As for Mr. Tenet, this book provides a nuanced portrait of a man with "colliding loyalties — to the president, who could have fired him after 9/11 but didn't; and to his analysts, whom he was institutionally and emotionally committed to defend." It would become an increasingly untenable position, as the White House grew more and more impatient with the C.I.A.'s reluctance to supply readily the sort of intelligence it wanted. (A Pentagon unit headed by Douglas Feith was set up as an alternative to the C.I.A., to provide, in Mr. Suskind's words, "intelligence on demand" to both Defense Secretary Donald H. Rumsfeld and the office of the vice president.)

While many C.I.A. analysts were deeply skeptical of the imminent danger posed by Mr. Hussein and simultaneously worried about the fallout of a possible invasion, the C.I.A., paradoxically enough, would become a favorite scapegoat for the administration's decision to go to war against Iraq, thanks in no small measure to Mr. Tenet's remark (quoted in Bob Woodward's 2004 book "Plan of Attack") that the existence of Iraqi weapons of mass destruction was a "slam dunk." In this volume Mr. Suskind reports that Mr. Tenet says he does not remember uttering those famous words: "Doesn't dispute it. Just doesn't remember it."

Mr. Suskind credits Mr. Tenet with deftly using his personal bonds with "key conditional partners" in the war on terror, from President Pervez Musharraf of Pakistan to King Abdullah of Saudi Arabia. He depicts the former C.I.A. director as frequently being made by the White House "to take the fall" for his superiors, on matters including the administration's handling of prewar intelligence to the 16 disputed words in the president's State of the Union address, regarding Iraq's supposed efforts to obtain uranium from Africa. Because it was Mr. Tenet "who brought analysis up the chain from the C.I.A.," Mr. Suskind writes, he "was best positioned to assume blame. And Rice was adept at laying it on Tenet."

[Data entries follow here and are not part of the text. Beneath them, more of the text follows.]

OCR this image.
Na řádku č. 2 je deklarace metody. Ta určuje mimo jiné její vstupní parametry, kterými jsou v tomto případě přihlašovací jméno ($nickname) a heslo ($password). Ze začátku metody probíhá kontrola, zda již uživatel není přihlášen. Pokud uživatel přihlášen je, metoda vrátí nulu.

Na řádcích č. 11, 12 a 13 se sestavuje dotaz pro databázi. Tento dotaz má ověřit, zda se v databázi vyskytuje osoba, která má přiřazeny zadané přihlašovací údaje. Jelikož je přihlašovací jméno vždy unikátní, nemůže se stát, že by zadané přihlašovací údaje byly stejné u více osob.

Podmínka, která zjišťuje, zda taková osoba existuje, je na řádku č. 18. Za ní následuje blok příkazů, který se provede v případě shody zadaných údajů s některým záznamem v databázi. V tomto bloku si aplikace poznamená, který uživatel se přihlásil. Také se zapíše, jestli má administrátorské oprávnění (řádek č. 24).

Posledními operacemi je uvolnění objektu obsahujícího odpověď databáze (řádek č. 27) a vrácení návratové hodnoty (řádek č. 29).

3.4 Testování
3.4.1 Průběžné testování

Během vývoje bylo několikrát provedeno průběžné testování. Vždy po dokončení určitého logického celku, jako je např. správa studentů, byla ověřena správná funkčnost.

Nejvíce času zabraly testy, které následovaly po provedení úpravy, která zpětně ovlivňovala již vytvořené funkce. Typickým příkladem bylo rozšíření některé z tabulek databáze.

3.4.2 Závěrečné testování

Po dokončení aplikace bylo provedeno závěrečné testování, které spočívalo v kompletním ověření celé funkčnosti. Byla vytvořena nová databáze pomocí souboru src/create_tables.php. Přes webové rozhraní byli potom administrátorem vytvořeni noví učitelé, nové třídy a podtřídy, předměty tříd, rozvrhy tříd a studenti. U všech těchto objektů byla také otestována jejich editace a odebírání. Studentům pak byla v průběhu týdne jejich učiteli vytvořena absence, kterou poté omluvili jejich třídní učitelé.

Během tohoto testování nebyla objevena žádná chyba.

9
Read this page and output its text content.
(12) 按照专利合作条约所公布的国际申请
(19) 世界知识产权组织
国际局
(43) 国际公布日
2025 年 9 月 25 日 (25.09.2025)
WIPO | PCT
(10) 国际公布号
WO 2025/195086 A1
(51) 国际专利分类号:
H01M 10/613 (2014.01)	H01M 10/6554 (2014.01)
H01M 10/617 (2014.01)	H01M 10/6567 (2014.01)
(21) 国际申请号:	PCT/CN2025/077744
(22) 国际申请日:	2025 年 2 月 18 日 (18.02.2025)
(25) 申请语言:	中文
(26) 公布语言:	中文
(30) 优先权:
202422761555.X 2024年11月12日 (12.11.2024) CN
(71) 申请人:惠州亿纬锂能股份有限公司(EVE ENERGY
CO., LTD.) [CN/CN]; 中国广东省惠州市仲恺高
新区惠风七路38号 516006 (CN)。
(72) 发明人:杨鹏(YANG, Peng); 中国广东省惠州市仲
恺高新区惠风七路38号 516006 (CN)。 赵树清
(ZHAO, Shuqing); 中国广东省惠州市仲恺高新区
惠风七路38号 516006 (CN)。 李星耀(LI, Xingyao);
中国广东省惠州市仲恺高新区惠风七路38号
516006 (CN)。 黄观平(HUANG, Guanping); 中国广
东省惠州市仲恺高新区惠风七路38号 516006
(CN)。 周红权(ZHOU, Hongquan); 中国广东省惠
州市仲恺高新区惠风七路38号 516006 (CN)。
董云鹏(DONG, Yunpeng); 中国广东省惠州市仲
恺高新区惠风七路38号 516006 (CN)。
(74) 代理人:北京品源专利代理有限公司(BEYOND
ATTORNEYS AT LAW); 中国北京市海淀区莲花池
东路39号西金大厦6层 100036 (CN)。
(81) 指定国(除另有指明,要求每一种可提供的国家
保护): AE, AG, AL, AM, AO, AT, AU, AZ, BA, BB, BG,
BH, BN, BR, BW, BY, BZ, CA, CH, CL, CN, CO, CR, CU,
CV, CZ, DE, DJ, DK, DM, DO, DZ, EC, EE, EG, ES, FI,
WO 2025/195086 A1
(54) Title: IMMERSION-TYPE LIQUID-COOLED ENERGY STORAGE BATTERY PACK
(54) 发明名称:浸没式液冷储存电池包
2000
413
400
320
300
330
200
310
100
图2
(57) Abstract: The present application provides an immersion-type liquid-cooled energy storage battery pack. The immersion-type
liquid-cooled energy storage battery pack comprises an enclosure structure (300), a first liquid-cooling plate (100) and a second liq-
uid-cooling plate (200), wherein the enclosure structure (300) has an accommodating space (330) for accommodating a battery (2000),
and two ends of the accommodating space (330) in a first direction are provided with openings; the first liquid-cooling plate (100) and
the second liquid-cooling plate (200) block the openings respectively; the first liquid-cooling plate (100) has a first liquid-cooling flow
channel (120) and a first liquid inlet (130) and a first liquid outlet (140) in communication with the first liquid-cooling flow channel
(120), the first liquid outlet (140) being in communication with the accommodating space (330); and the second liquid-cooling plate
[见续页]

At the same time, Mr. Suskind suggests that Mr. Tenet acted as a kind of White House enabler: he writes that in the wake of 9/11, Mr. Tenet felt a "mix of insecurity and gratitude" vis-ΰ-vis George W. Bush, and that eager to please his boss, he repeatedly pushed C.I.A. staff members to come up with evidence that might support the president's public statements.

In the days after 9/11 Mr. Bush defended the embattled C.I.A. chief to angry congressmen, and at that point, Mr. Suskind writes: "George Tenet would do anything his President asked. Anything. And George W. Bush knew it."